Many clubs across Europe are owned or partly owned by fans and this week it was agreed that fans’ group Pars United will take over Dunfermline Athletic, which has been in administration.
Also last week, Manchester United Supporters Trust had their application to have Old Trafford stadium listed as an asset of community value approved by Trafford Council, reducing the possibility that the stadium could be sold by the club’s owners, or that the club could move to another ground.
Green MSP Alison Johnstone said: "Scottish football continues to be beset by financial and organisational problems. Just since the last election, three iconic Scottish teams have found themselves in trouble: Rangers, Dunfermline and Hearts.

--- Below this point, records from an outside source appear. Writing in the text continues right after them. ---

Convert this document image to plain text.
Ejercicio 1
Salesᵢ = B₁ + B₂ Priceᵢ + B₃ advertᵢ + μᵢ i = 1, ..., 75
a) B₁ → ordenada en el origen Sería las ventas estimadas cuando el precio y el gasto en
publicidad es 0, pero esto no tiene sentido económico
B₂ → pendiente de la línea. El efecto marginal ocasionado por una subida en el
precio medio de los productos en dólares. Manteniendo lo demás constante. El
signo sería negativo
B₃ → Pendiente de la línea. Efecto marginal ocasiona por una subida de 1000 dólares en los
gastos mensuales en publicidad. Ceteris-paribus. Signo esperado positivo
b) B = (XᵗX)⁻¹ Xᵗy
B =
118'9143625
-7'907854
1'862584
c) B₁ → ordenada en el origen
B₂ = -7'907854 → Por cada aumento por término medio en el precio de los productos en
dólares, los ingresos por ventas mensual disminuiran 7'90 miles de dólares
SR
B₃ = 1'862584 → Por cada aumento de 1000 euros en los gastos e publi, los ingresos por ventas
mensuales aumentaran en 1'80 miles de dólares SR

"Long-suffering fans deserve responsible owners, and it’s increasingly understood that fans themselves are the best stewards of their own clubs. It’s time to give a red card to the mismanagement from the people who’ve been running our national game.
"It’s time for a new team to take control in the game – the supporters who are the game’s lifeblood.
"It won’t be easy to find the money, especially for bigger clubs, but just knowing they’ll be first in line would make supporters’ trusts much more important in the eyes of the ordinary fans as they’d be able to position themselves as the next owners of the club.
"In the long term, clubs of all sizes will only thrive on and off the pitch when they are firmly rooted in their communities."
The party said they will consult widely on the proposal which has already won the backing of Supporters Direct, an organisation that promotes fan involvement in clubs.
Chief executive David Lampitt said: "Fans are more and more involved in bidding for clubs but too often they are the last resort when a club has hit rock bottom and is insolvent.
"Fans should have the right to buy their club before the wheels come off. We’ve successfully argued that the right to bid for a ground – as Manchester United Supporters Trust secured this week – is an important step, but the club itself is even more important as a community asset and should be protected."